Pouczeni licznymi wpisami na forach i nauczeni doświadczeniem własnym, że wychodzenie na piechotę z dużych miast to mitręga i strata czasu, pojechaliśmy autobusem 170A, do Italica. Odjazd z Estacion de Autobusas przy Plaza de Armas co pół godziny, stanowisko 41.
Italica – kliknij tutaj
Reszta miasta leży pod dzisiejszą mieściną Santipoce. Italica przez wieki służyła za źródło gotowego materiału budowlanego, ale to co się uchowało i tak robi wrażenie.
To pierwsze spotkanie ze starożytnym Rzymem, który będzie nam towarzyszył w drodze na północ przez kilkaset kilometrów.
Szybkie zwiedzanie, zakup wody i ruszamy na nasze czwarte Camino. Jakie będzie?
Pierwsze kilometry wzdłuż drogi, ruch samochodowy spory. W końcu wchodzimy na gruntową drogę, która prowadzi prosto, przez odkrytą przestrzeń, prawie do Guillena.
Po drodze sławny potok, który opisuje wiele osób – da się przejść czy trzeba będzie iść do drogi? To zależy od pogody. Można się przeprawić po belce metalowej albo dołem po kamieniach i starych kaflach. Idę dołem, bo belka jest wąska, boję się spaść. Już prawie na drugim brzegu trzeba się zgiąć z plecakiem pod nisko wiszącą gałęzią, no i ląduję w błocie. Woda wlewa mi się do butów. Robimy sobie przerwę w tym jedynym miejscu z odrobiną cienia. Myję z grubsza buty w kałuży, zmieniam skarpety. No, ładnie Andaluzja wita pielgrzymów. Przecież przez to bajorko prowadzi oficjalna trasa. Trzeba by te gałęzie przyciąć.

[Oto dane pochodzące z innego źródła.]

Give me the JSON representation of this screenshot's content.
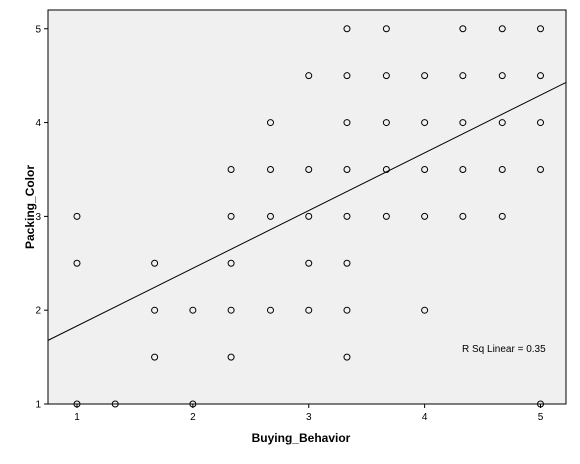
{
  "chart_data": {
    "type": "scatter",
    "title": "",
    "xlabel": "Buying_Behavior",
    "ylabel": "Packing_Color",
    "xlim": [
      0.75,
      5.22
    ],
    "ylim": [
      1,
      5.2
    ],
    "x_ticks": [
      1,
      2,
      3,
      4,
      5
    ],
    "y_ticks": [
      1,
      2,
      3,
      4,
      5
    ],
    "grid": false,
    "colors": {
      "background": "#f0f0f0",
      "marker": "#000000",
      "line": "#000000"
    },
    "points": [
      {
        "x": 1,
        "y": 3
      },
      {
        "x": 1,
        "y": 2.5
      },
      {
        "x": 1,
        "y": 1
      },
      {
        "x": 1.33,
        "y": 1
      },
      {
        "x": 1.67,
        "y": 2.5
      },
      {
        "x": 1.67,
        "y": 2
      },
      {
        "x": 1.67,
        "y": 1.5
      },
      {
        "x": 2,
        "y": 2
      },
      {
        "x": 2,
        "y": 1
      },
      {
        "x": 2.33,
        "y": 3.5
      },
      {
        "x": 2.33,
        "y": 3
      },
      {
        "x": 2.33,
        "y": 2.5
      },
      {
        "x": 2.33,
        "y": 2
      },
      {
        "x": 2.33,
        "y": 1.5
      },
      {
        "x": 2.67,
        "y": 4
      },
      {
        "x": 2.67,
        "y": 3.5
      },
      {
        "x": 2.67,
        "y": 3
      },
      {
        "x": 2.67,
        "y": 2
      },
      {
        "x": 3,
        "y": 4.5
      },
      {
        "x": 3,
        "y": 3.5
      },
      {
        "x": 3,
        "y": 3
      },
      {
        "x": 3,
        "y": 2.5
      },
      {
        "x": 3,
        "y": 2
      },
      {
        "x": 3.33,
        "y": 5
      },
      {
        "x": 3.33,
        "y": 4.5
      },
      {
        "x": 3.33,
        "y": 4
      },
      {
        "x": 3.33,
        "y": 3.5
      },
      {
        "x": 3.33,
        "y": 3
      },
      {
        "x": 3.33,
        "y": 2.5
      },
      {
        "x": 3.33,
        "y": 2
      },
      {
        "x": 3.33,
        "y": 1.5
      },
      {
        "x": 3.67,
        "y": 5
      },
      {
        "x": 3.67,
        "y": 4.5
      },
      {
        "x": 3.67,
        "y": 4
      },
      {
        "x": 3.67,
        "y": 3.5
      },
      {
        "x": 3.67,
        "y": 3
      },
      {
        "x": 4,
        "y": 4.5
      },
      {
        "x": 4,
        "y": 4
      },
      {
        "x": 4,
        "y": 3.5
      },
      {
        "x": 4,
        "y": 3
      },
      {
        "x": 4,
        "y": 2
      },
      {
        "x": 4.33,
        "y": 5
      },
      {
        "x": 4.33,
        "y": 4.5
      },
      {
        "x": 4.33,
        "y": 4
      },
      {
        "x": 4.33,
        "y": 3.5
      },
      {
        "x": 4.33,
        "y": 3
      },
      {
        "x": 4.67,
        "y": 5
      },
      {
        "x": 4.67,
        "y": 4.5
      },
      {
        "x": 4.67,
        "y": 4
      },
      {
        "x": 4.67,
        "y": 3.5
      },
      {
        "x": 4.67,
        "y": 3
      },
      {
        "x": 5,
        "y": 5
      },
      {
        "x": 5,
        "y": 4.5
      },
      {
        "x": 5,
        "y": 4
      },
      {
        "x": 5,
        "y": 3.5
      },
      {
        "x": 5,
        "y": 1
      }
    ],
    "fit_line": {
      "label": "R Sq Linear = 0.35",
      "intercept": 1.217,
      "slope": 0.615
    }
  }
}
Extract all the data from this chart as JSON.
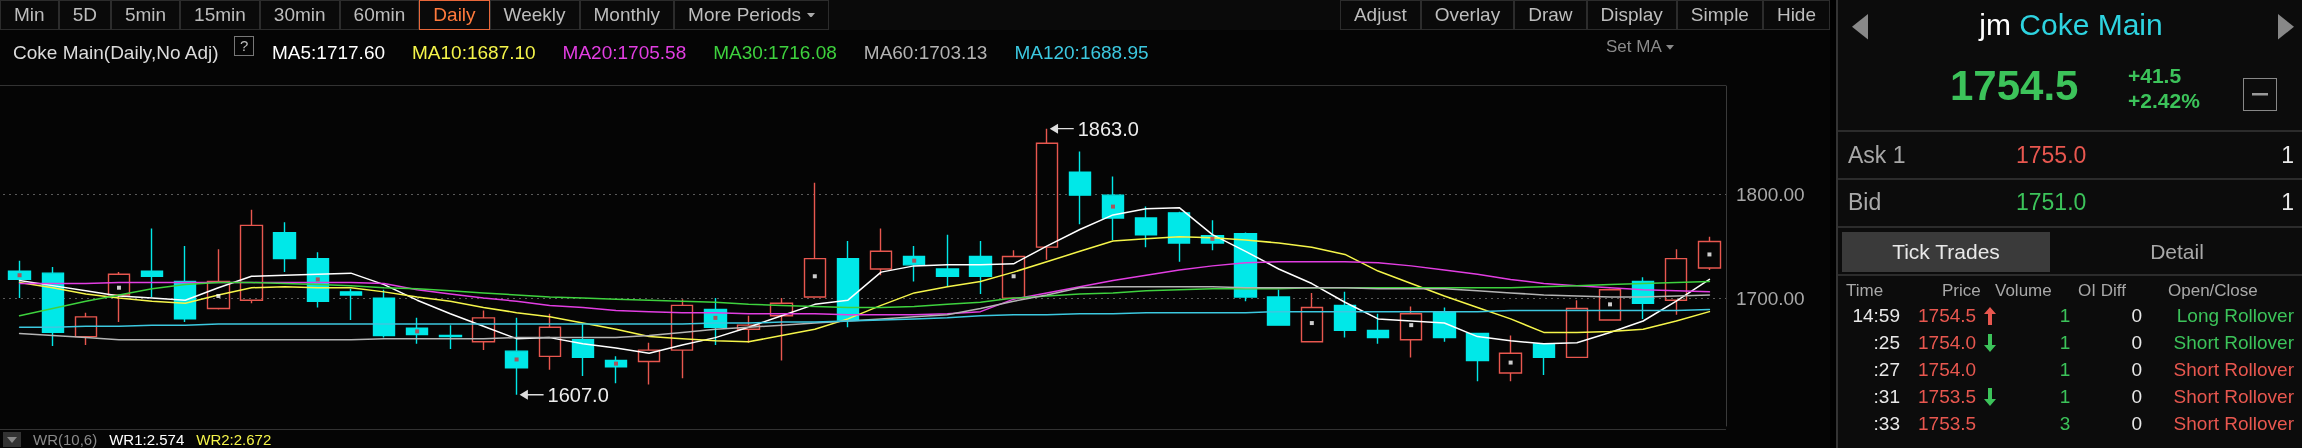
{
  "chart_data": [
    {
      "type": "candlestick",
      "title": "Coke Main(Daily,No Adj)",
      "categories": [
        null,
        null,
        null,
        null,
        null,
        null,
        null,
        null,
        null,
        null,
        null,
        null,
        null,
        null,
        null,
        null,
        null,
        null,
        null,
        null,
        null,
        null,
        null,
        null,
        null,
        null,
        null,
        null,
        null,
        null,
        null,
        null,
        null,
        null,
        null,
        null,
        null,
        null,
        null,
        null,
        null,
        null,
        null,
        null,
        null,
        null,
        null,
        null,
        null,
        null,
        null,
        null
      ],
      "ohlc": [
        [
          1726,
          1736,
          1700,
          1718
        ],
        [
          1724,
          1730,
          1654,
          1667
        ],
        [
          1663,
          1686,
          1655,
          1682
        ],
        [
          1703,
          1725,
          1677,
          1723
        ],
        [
          1726,
          1767,
          1701,
          1721
        ],
        [
          1716,
          1750,
          1677,
          1680
        ],
        [
          1690,
          1747,
          1689,
          1716
        ],
        [
          1698,
          1785,
          1695,
          1770
        ],
        [
          1763,
          1773,
          1725,
          1738
        ],
        [
          1738,
          1744,
          1691,
          1697
        ],
        [
          1706,
          1709,
          1679,
          1703
        ],
        [
          1700,
          1708,
          1662,
          1664
        ],
        [
          1671,
          1681,
          1656,
          1665
        ],
        [
          1664,
          1674,
          1651,
          1663
        ],
        [
          1658,
          1688,
          1650,
          1681
        ],
        [
          1649,
          1681,
          1607,
          1633
        ],
        [
          1644,
          1685,
          1631,
          1672
        ],
        [
          1660,
          1675,
          1625,
          1643
        ],
        [
          1640,
          1644,
          1618,
          1634
        ],
        [
          1639,
          1657,
          1617,
          1650
        ],
        [
          1650,
          1699,
          1623,
          1693
        ],
        [
          1689,
          1700,
          1655,
          1672
        ],
        [
          1670,
          1683,
          1657,
          1674
        ],
        [
          1683,
          1700,
          1640,
          1695
        ],
        [
          1701,
          1811,
          1701,
          1738
        ],
        [
          1738,
          1755,
          1672,
          1679
        ],
        [
          1728,
          1767,
          1722,
          1745
        ],
        [
          1740,
          1750,
          1716,
          1732
        ],
        [
          1728,
          1761,
          1711,
          1721
        ],
        [
          1740,
          1755,
          1704,
          1721
        ],
        [
          1700,
          1746,
          1700,
          1740
        ],
        [
          1749,
          1863,
          1737,
          1849
        ],
        [
          1821,
          1841,
          1771,
          1799
        ],
        [
          1799,
          1817,
          1756,
          1777
        ],
        [
          1777,
          1788,
          1749,
          1761
        ],
        [
          1782,
          1783,
          1735,
          1753
        ],
        [
          1760,
          1775,
          1746,
          1753
        ],
        [
          1762,
          1763,
          1697,
          1701
        ],
        [
          1701,
          1708,
          1674,
          1674
        ],
        [
          1658,
          1705,
          1658,
          1691
        ],
        [
          1693,
          1706,
          1662,
          1669
        ],
        [
          1669,
          1685,
          1656,
          1662
        ],
        [
          1660,
          1692,
          1643,
          1685
        ],
        [
          1686,
          1691,
          1658,
          1662
        ],
        [
          1666,
          1666,
          1620,
          1640
        ],
        [
          1628,
          1664,
          1620,
          1647
        ],
        [
          1656,
          1656,
          1626,
          1643
        ],
        [
          1643,
          1698,
          1643,
          1690
        ],
        [
          1679,
          1709,
          1679,
          1708
        ],
        [
          1716,
          1720,
          1680,
          1695
        ],
        [
          1698,
          1747,
          1684,
          1738
        ],
        [
          1729,
          1759,
          1727,
          1754.5
        ]
      ],
      "colors": [
        "#00e8e8",
        "#00e8e8",
        "#e8574f",
        "#e8574f",
        "#00e8e8",
        "#00e8e8",
        "#e8574f",
        "#e8574f",
        "#00e8e8",
        "#00e8e8",
        "#00e8e8",
        "#00e8e8",
        "#00e8e8",
        "#00e8e8",
        "#e8574f",
        "#00e8e8",
        "#e8574f",
        "#00e8e8",
        "#00e8e8",
        "#e8574f",
        "#e8574f",
        "#00e8e8",
        "#e8574f",
        "#e8574f",
        "#e8574f",
        "#00e8e8",
        "#e8574f",
        "#00e8e8",
        "#00e8e8",
        "#00e8e8",
        "#e8574f",
        "#e8574f",
        "#00e8e8",
        "#00e8e8",
        "#00e8e8",
        "#00e8e8",
        "#00e8e8",
        "#00e8e8",
        "#00e8e8",
        "#e8574f",
        "#00e8e8",
        "#00e8e8",
        "#e8574f",
        "#00e8e8",
        "#00e8e8",
        "#e8574f",
        "#00e8e8",
        "#e8574f",
        "#e8574f",
        "#00e8e8",
        "#e8574f",
        "#e8574f"
      ],
      "series": [
        {
          "type": "line",
          "name": "MA5:1717.60",
          "color": "#ffffff",
          "marker": "none",
          "values": [
            1717,
            1712,
            1707,
            1702,
            1700,
            1698,
            1710,
            1721,
            1722,
            1723,
            1724,
            1713,
            1698,
            1685,
            1673,
            1661,
            1662,
            1656,
            1652,
            1647,
            1655,
            1662,
            1672,
            1683,
            1694,
            1698,
            1725,
            1731,
            1732,
            1732,
            1733,
            1750,
            1766,
            1780,
            1786,
            1787,
            1761,
            1745,
            1728,
            1714,
            1696,
            1680,
            1678,
            1676,
            1663,
            1659,
            1656,
            1657,
            1667,
            1678,
            1697,
            1718
          ]
        },
        {
          "type": "line",
          "name": "MA10:1687.10",
          "color": "#f5f54a",
          "marker": "none",
          "values": [
            1715,
            1710,
            1704,
            1700,
            1697,
            1695,
            1703,
            1710,
            1711,
            1710,
            1710,
            1706,
            1701,
            1697,
            1691,
            1686,
            1682,
            1676,
            1670,
            1663,
            1661,
            1659,
            1658,
            1664,
            1670,
            1680,
            1693,
            1705,
            1711,
            1716,
            1725,
            1735,
            1745,
            1755,
            1757,
            1759,
            1758,
            1756,
            1753,
            1749,
            1742,
            1726,
            1714,
            1702,
            1691,
            1680,
            1667,
            1667,
            1668,
            1670,
            1678,
            1687
          ]
        },
        {
          "type": "line",
          "name": "MA20:1705.58",
          "color": "#e23ee2",
          "marker": "none",
          "values": [
            1714,
            1714,
            1714,
            1715,
            1715,
            1715,
            1715,
            1715,
            1715,
            1715,
            1715,
            1714,
            1708,
            1704,
            1700,
            1697,
            1693,
            1691,
            1688,
            1687,
            1686,
            1686,
            1685,
            1685,
            1685,
            1684,
            1684,
            1684,
            1685,
            1687,
            1699,
            1705,
            1711,
            1717,
            1722,
            1727,
            1731,
            1734,
            1735,
            1735,
            1735,
            1734,
            1731,
            1727,
            1723,
            1718,
            1714,
            1712,
            1710,
            1708,
            1707,
            1706
          ]
        },
        {
          "type": "line",
          "name": "MA30:1716.08",
          "color": "#3ed23e",
          "marker": "none",
          "values": [
            1683,
            1690,
            1697,
            1703,
            1709,
            1713,
            1715,
            1715,
            1714,
            1713,
            1712,
            1710,
            1709,
            1707,
            1705,
            1703,
            1701,
            1700,
            1699,
            1698,
            1697,
            1696,
            1694,
            1693,
            1692,
            1691,
            1691,
            1692,
            1694,
            1696,
            1700,
            1702,
            1704,
            1705,
            1707,
            1708,
            1709,
            1709,
            1709,
            1710,
            1710,
            1710,
            1710,
            1710,
            1710,
            1710,
            1711,
            1712,
            1713,
            1714,
            1715,
            1716
          ]
        },
        {
          "type": "line",
          "name": "MA60:1703.13",
          "color": "#b4b4b4",
          "marker": "none",
          "values": [
            1666,
            1664,
            1662,
            1660,
            1660,
            1660,
            1660,
            1660,
            1660,
            1660,
            1660,
            1661,
            1661,
            1661,
            1661,
            1662,
            1662,
            1662,
            1662,
            1664,
            1667,
            1670,
            1672,
            1674,
            1676,
            1678,
            1680,
            1682,
            1684,
            1690,
            1697,
            1703,
            1710,
            1711,
            1711,
            1711,
            1711,
            1710,
            1710,
            1710,
            1710,
            1709,
            1709,
            1709,
            1707,
            1705,
            1703,
            1702,
            1701,
            1701,
            1702,
            1703
          ]
        },
        {
          "type": "line",
          "name": "MA120:1688.95",
          "color": "#3cc8e0",
          "marker": "none",
          "values": [
            1672,
            1672,
            1673,
            1673,
            1674,
            1674,
            1675,
            1675,
            1675,
            1675,
            1675,
            1675,
            1675,
            1675,
            1675,
            1675,
            1675,
            1675,
            1675,
            1675,
            1675,
            1676,
            1676,
            1677,
            1677,
            1678,
            1679,
            1680,
            1681,
            1683,
            1684,
            1684,
            1685,
            1685,
            1686,
            1686,
            1686,
            1686,
            1687,
            1687,
            1687,
            1687,
            1687,
            1687,
            1687,
            1688,
            1688,
            1688,
            1688,
            1688,
            1688,
            1689
          ]
        },
        {
          "type": "scatter",
          "color": "#ffffff",
          "marker": "square",
          "values": [
            null,
            null,
            null,
            1710,
            null,
            null,
            1702,
            null,
            null,
            null,
            null,
            null,
            null,
            null,
            null,
            null,
            null,
            null,
            null,
            null,
            null,
            null,
            null,
            null,
            1721,
            null,
            null,
            null,
            null,
            null,
            1721,
            null,
            null,
            null,
            null,
            null,
            null,
            null,
            null,
            1676,
            null,
            null,
            1674,
            null,
            null,
            1638,
            null,
            null,
            1694,
            null,
            null,
            1742
          ]
        },
        {
          "type": "scatter",
          "color": "#d0303a",
          "marker": "square",
          "values": [
            1722,
            null,
            null,
            null,
            null,
            null,
            null,
            null,
            null,
            1718,
            null,
            null,
            1668,
            null,
            null,
            1641,
            null,
            null,
            1637,
            null,
            null,
            1681,
            null,
            null,
            null,
            null,
            null,
            1736,
            null,
            null,
            null,
            null,
            null,
            1788,
            null,
            null,
            1757,
            null,
            null,
            null,
            null,
            null,
            null,
            null,
            null,
            null,
            null,
            null,
            null,
            null,
            null,
            null
          ]
        }
      ],
      "ylim": [
        1577,
        1904
      ],
      "yticks": [
        {
          "value": 1700,
          "label": "1700.00"
        },
        {
          "value": 1800,
          "label": "1800.00"
        }
      ],
      "grid": "y",
      "legend": "top left",
      "tick_labels": "y",
      "annotations": [
        "?",
        "Set MA",
        "WR(10,6)",
        "WR1:2.574",
        "WR2:2.672",
        "1863.0",
        "1607.0"
      ]
    },
    {
      "type": "other",
      "annotations": [
        "Min",
        "5D",
        "5min",
        "15min",
        "30min",
        "60min",
        "Daily",
        "Weekly",
        "Monthly",
        "More Periods",
        "Adjust",
        "Overlay",
        "Draw",
        "Display",
        "Simple",
        "Hide"
      ]
    },
    {
      "type": "other",
      "title": "jm",
      "subtitle": "Coke Main",
      "annotations": [
        "1754.5",
        "+41.5",
        "+2.42%",
        "Ask 1",
        "1755.0",
        "1",
        "Bid",
        "1751.0",
        "1",
        "Tick Trades",
        "Detail",
        "Time",
        "Price",
        "Volume",
        "OI Diff",
        "Open/Close",
        "14:59",
        "1754.5",
        "1",
        "0",
        "Long Rollover",
        ":25",
        "1754.0",
        "1",
        "0",
        "Short Rollover",
        ":27",
        "1754.0",
        "1",
        "0",
        "Short Rollover",
        ":31",
        "1753.5",
        "1",
        "0",
        "Short Rollover",
        ":33",
        "1753.5",
        "3",
        "0",
        "Short Rollover"
      ]
    }
  ]
}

Etap monotonny, prosta odkryta droga do widocznego z daleka białego miasteczka Guillena.
Guillena
Idziemy do chwalonego albergue Luz de Camino (zobacz na mapie). Wita nas hospitalera Pilar ściskając w progu. Sześć euro od osoby za osobny przyjemny pokoik. Miły albergue, fajna atmosfera, duży stół, przy którym trwają pierwsze zapoznania się na trasie. Można sobie zrobić kawę, herbatę, posiedzieć wspólnie. Taras na dachu. Stawiam umyte buty w słońcu. Poznajemy w kolejce do kamiennej tary do prania emerytowaną nauczycielkę z północnej Norwegii. Opowiada o życiu na północy. Mówi, że mają taki żart dla cudzoziemców: „Lato u nas jest tak krótkie, że po prostu przysiadam na sankach i czekam aż minie”.
Idziemy na menu peregrino w polecanym przez hospitalerę barze i tu rozczarowanie. Wprawdzie za jedyne 6 euro, ale na obiado-kolację jest sałata, tradycyjna zupa pomidorowa salmorejo z czosnkiem, z rozmoczoną bułką i pomarańcza. Jedliśmy tylko dwie bułki na śniadanie. Dobrze, że jest otwarty sklep.
Guillena. Kliknij, aby dowiedzieć się o jej ciekawej historii.
Megalityczne groby, osady rzymskie, pozostałości po Wizygotach, forteca Maurów, kościół w stylu mudejar – wszystko można tu znaleźć. Trzeba będzie się przyzwyczaić do tak bogatej historii tej drogi, bo nam czasu na zobaczenie wszystkiego nie wystarczy.
Obecna arena walk byków w Guillena (dziś: 12 tysięcy mieszkańców) była fortecą Maurów. Zdobywcy fortecy w 1248 roku pozwolili Maurom pozostać i Guillena jeszcze długo była osadą mauretańską. W mieście istnieje głęboko zakorzeniona tradycja walki byków, które zostały wznowione w 2021 roku.
Na terenie areny stoi rzymski kamień milowy odmierzający dystans na rzymskiej drodze nr XXII zbudowanej przez cesarza Hadriana z Italica do Meridy, czyli na naszej drodze.
Odnotujmy pierwszy na trasie kościół w stylu gotyckiego mudejar z XV wieku.
Mudejar oznaczał mieszankę tego co akurat w Europie było w architekturze na czasie z pięknym zdobnictwem z architektury muzułmańskiej.
Podczas wojny domowej zastrzelono tu 17 kobiet spokrewnionych z republikanami. Pamiętane są jako „Siedemnaście róż Guilleny”.